Le PIFFF est de retour, et a débuté avec le nouveau film de Joseph Kahn : Ick.
Pour sa 13e édition, le PIFFF (ou Paris International Fantastic Film Festival) a décidé de dédier son ouverture à l’un de ses cinéastes de cœur : Joseph Kahn. Clippeur surdoué des années 2000 et 2010 (on lui doit certaines vidéos majeures de Britney Spears, Eminem, Ice Cube ou encore Taylor Swift), il s’est fermé la porte des studios après l’échec du pourtant génial Torque, sorte de Fast & Furious décadent dont Mathieu a raconté les trépidantes coulisses en vidéo.
Suite à ce revers qui fut difficile à digérer, Kahn est resté par la suite du côté de l’indépendant, et a impressionné coup sur coup avec Detention et Bodied (tous deux passés au PIFFF).
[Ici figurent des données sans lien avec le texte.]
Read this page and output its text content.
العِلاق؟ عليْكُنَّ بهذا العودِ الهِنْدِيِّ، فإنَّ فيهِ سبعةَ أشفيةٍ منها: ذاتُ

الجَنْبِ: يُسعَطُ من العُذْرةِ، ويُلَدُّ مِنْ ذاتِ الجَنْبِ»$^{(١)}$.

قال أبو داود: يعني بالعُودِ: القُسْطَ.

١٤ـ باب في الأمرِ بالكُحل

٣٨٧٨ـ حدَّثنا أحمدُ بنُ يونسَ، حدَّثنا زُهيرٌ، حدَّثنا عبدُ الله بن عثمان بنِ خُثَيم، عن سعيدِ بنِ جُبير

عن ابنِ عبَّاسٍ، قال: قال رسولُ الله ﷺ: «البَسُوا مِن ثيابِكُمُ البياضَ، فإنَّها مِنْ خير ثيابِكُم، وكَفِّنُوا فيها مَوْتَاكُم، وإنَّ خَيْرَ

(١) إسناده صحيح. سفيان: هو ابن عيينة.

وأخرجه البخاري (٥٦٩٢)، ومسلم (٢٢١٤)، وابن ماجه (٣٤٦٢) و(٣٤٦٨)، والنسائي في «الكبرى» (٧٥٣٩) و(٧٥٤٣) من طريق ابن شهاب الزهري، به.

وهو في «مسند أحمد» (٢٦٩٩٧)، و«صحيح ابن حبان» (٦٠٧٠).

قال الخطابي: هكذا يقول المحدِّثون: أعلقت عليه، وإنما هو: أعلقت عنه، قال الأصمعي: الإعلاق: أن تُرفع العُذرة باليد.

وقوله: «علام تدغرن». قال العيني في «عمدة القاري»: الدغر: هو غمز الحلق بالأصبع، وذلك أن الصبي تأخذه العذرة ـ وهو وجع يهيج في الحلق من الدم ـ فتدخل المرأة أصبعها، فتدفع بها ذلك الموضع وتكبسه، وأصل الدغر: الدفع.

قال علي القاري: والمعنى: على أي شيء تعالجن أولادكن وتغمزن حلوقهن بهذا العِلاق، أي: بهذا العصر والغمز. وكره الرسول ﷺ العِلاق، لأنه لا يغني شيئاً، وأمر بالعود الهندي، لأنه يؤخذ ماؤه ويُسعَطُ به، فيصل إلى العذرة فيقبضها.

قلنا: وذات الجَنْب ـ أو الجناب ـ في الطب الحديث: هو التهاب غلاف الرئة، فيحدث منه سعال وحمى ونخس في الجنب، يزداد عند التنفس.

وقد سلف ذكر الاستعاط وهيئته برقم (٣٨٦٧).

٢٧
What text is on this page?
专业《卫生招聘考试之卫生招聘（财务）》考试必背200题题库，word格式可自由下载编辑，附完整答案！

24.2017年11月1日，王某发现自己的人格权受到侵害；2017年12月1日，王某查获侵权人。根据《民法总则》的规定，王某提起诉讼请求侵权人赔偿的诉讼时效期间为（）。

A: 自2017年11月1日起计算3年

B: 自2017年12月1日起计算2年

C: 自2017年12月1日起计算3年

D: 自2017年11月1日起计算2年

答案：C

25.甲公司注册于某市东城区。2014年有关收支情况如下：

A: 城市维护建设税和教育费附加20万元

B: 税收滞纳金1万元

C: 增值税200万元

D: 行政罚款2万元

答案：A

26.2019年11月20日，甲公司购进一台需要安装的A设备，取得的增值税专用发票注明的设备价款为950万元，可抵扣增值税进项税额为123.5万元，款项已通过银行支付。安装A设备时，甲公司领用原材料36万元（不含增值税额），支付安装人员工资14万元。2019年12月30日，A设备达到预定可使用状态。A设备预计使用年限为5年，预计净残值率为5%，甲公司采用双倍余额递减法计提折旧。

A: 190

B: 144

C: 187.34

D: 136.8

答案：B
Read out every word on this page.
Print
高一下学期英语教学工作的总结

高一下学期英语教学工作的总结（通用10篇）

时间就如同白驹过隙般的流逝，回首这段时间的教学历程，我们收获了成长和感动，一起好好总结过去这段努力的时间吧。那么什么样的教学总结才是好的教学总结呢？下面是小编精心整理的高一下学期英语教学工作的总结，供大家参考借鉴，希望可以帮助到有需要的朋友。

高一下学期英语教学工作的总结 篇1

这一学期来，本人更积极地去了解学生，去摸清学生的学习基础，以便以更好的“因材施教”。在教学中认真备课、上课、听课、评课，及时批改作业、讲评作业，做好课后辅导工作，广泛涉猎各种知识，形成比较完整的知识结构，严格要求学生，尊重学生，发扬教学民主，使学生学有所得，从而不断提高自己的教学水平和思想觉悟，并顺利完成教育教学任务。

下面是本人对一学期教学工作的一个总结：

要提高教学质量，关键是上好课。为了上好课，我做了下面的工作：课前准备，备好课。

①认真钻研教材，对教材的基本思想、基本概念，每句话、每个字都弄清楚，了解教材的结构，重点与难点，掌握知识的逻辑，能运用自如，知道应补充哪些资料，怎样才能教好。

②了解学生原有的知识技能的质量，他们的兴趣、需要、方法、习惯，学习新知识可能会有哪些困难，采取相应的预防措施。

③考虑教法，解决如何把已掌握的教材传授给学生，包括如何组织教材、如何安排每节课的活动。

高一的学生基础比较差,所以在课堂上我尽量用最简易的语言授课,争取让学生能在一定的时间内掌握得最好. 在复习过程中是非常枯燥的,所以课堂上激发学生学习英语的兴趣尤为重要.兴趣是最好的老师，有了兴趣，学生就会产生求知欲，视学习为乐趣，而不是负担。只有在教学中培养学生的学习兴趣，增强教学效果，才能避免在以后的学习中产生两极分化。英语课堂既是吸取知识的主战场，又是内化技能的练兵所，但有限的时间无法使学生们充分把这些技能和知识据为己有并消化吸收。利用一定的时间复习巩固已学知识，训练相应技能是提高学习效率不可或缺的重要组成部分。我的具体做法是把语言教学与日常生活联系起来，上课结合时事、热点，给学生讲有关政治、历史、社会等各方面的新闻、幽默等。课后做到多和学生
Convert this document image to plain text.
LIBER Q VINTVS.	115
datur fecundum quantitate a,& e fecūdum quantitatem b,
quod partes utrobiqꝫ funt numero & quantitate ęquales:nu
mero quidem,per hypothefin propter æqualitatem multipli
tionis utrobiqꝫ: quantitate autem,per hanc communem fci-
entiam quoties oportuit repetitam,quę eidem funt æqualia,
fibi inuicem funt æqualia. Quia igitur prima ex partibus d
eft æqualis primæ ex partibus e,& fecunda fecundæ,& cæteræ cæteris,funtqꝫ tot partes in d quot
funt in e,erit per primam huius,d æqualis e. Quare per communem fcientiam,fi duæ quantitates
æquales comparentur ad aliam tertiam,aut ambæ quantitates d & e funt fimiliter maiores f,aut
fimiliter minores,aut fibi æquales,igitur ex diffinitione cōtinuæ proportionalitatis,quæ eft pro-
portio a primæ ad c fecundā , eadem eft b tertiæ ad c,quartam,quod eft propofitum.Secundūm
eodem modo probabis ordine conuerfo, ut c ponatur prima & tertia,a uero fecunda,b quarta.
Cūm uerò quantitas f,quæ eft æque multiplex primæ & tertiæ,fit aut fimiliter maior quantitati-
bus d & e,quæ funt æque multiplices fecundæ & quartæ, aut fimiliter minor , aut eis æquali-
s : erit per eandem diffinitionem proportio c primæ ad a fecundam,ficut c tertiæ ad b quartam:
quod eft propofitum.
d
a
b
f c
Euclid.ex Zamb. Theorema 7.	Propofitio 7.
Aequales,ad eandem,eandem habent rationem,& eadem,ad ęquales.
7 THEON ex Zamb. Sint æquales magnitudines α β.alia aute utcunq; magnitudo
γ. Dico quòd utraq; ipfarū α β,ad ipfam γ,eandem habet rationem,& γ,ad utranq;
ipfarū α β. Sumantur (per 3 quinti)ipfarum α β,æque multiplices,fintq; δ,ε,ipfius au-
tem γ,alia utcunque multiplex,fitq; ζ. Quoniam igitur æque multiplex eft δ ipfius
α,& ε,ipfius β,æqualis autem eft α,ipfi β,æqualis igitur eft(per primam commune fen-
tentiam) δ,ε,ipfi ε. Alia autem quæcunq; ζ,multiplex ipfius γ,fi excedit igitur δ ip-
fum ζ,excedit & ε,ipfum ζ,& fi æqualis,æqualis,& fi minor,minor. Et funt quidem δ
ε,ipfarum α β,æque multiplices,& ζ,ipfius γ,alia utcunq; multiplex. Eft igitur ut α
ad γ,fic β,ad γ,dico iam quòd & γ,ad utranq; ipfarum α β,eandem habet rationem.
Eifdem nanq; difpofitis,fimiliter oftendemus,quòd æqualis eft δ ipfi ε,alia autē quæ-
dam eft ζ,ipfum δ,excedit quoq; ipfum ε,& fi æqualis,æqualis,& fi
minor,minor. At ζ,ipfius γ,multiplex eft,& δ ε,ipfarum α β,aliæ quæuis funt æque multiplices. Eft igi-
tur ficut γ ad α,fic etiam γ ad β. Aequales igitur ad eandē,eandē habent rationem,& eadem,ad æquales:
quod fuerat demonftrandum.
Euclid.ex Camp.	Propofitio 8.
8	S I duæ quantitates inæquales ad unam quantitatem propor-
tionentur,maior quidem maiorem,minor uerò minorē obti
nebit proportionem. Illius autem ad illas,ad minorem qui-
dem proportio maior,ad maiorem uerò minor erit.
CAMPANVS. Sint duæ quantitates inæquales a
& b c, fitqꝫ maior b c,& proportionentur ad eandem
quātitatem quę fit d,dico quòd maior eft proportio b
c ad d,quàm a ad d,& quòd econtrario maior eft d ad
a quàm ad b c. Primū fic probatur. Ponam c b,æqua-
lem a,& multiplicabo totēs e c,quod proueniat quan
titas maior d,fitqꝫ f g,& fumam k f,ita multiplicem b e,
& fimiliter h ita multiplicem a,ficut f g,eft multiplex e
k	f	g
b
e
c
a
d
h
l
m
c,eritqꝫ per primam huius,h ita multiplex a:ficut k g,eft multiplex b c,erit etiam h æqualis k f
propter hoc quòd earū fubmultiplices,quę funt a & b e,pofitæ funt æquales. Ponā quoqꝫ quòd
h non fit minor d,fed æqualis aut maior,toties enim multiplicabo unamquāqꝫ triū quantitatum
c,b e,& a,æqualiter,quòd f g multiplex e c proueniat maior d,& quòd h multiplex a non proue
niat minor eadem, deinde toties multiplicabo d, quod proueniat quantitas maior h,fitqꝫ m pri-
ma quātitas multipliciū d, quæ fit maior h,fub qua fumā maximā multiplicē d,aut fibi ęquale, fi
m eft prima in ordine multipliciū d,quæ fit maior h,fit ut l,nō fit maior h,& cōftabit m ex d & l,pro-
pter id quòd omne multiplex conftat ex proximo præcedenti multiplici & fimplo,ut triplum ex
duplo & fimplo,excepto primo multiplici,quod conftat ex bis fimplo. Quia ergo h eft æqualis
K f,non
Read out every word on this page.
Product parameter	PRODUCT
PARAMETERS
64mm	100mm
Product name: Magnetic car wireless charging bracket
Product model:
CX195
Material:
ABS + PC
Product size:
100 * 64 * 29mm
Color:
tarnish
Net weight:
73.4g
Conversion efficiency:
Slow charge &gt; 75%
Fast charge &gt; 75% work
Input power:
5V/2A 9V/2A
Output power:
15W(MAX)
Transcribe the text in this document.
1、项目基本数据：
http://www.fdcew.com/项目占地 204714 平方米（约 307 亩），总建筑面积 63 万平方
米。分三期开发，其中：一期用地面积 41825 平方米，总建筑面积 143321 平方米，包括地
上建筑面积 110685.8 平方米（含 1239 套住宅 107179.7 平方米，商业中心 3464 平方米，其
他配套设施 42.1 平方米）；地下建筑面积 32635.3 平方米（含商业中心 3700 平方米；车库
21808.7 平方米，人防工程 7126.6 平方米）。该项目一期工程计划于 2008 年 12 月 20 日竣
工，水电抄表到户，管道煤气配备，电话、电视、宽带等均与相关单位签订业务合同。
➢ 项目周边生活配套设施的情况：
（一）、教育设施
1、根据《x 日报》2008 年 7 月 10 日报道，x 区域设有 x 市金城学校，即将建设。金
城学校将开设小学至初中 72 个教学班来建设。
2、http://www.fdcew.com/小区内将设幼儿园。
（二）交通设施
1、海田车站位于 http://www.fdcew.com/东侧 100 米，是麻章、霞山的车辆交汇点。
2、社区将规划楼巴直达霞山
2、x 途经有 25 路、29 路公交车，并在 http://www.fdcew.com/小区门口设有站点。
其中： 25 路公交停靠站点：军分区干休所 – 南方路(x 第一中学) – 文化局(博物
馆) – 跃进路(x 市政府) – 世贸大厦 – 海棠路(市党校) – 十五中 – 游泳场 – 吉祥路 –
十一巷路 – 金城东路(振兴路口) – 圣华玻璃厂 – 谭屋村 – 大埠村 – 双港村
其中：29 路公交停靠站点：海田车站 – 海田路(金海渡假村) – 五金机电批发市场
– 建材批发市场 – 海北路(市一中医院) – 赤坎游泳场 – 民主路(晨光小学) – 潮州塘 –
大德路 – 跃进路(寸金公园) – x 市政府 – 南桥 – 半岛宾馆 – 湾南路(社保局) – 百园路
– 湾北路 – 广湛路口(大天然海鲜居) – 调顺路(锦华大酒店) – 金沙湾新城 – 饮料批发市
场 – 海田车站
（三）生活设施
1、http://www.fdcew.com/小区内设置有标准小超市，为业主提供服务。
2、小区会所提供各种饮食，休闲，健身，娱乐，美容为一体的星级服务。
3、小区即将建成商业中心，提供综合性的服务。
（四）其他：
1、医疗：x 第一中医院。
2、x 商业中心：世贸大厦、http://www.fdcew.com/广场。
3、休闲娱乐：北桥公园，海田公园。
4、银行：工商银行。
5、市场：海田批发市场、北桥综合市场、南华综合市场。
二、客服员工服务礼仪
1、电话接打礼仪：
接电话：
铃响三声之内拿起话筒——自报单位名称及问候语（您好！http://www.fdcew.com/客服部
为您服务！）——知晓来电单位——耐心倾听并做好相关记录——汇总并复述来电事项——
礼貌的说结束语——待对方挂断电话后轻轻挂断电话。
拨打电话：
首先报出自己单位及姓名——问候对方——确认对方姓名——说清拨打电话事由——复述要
Il était donc logique que Ick, son nouveau film d’horreur “familial” (selon les termes de l’auteur) débute ses festivités à Paris.
Ick Cream
Cette fois, il est question de Hank (Brandon Routh, qui nous rappelle à quel point il nous avait manqué), un prof de sciences un peu raté, coincé dans sa ville natale d’Eastbrook. En une dizaine de minutes virtuoses, Kahn trace la trajectoire d’une vie gâchée, où Hank était promis à un avenir de grand footballeur américain avant de se casser la jambe.
Avec la folie de son montage, qui semble proposer une idée par plan ou une transition improbable, le réalisateur raconte une tragédie programmée, un rêve américain qui ne pouvait que mal se finir. À partir de là, Hank s’encroûte dans le passé et ses remords, au son d’une BO des années 2000 joyeusement ringarde.
Mais il n’est pas le seul à se laisser aller, puisque toute la ville se montre plutôt indifférente à l’invasion progressive d’une plante, surnommée Ick, qui ne tarde pas à se transformer en menace concrète façon Blob. Kahn connaît ses classiques du côté du film de monstre et du body-snatcher, et a justement le mérite de laisser la paranoïa infuser toutes les strates de son récit.
Dès lors, le Ick devient un élément métaphorique assez versatile, symbolisant autant les risques d’une nostalgie mortifère (qui conserve ses victimes dans les erreurs du passé) que la bêtise d’une population inconsciente face aux risques sanitaires tendance MAGA.
C’est à la fois la qualité principale du film et son défaut majeur : l’énergie débordante et boulimique de Kahn se montre régulièrement virtuose, quitte à se vautrer dans un trop-plein. Entre la quête de paternité de Hank, les tourments adolescents des personnages secondaires et les éléments satiriques hautement contemporains (difficile de ne pas penser à la gestion du Covid par les Américains), Ick veut faire beaucoup de choses à la fois.
Ça le rend parfois confus, et même un peu boomer sur les bords, mais il assume avec ferveur son esthétique désuète et son héros loser perdu dans les débuts du siècle. On est loin de la maîtrise de ses précédents longs-métrages, et en même temps, difficile de ne pas avoir une profonde sympathie pour cette proposition généreuse.
Le PIFFF 2024 a lieu du 4 au 10 décembre au Max Linder Panorama, à Paris.
« … du pourtant génial Torque. » ?! On parle bien de ce colossal nanard flirtant dangereusement avec le navet à chaque instant, et au port de lunettes de soleil obligatoire devant des FX pouvant provoquer de sérieuses lésions occulaires (je vois une ligne de feu jaune fluo à chaque fois que je ferme les yeux, depuis 2005), potentiellement irréversibles ? Bon, bon, chacun ses goûts.
Pour ce qui est de ce « Ick », le pitch et la critique donnent plutôt envie. À voir, donc (avec des lunettes de soleil pas trop loin, on ne m’aura pas deux fois).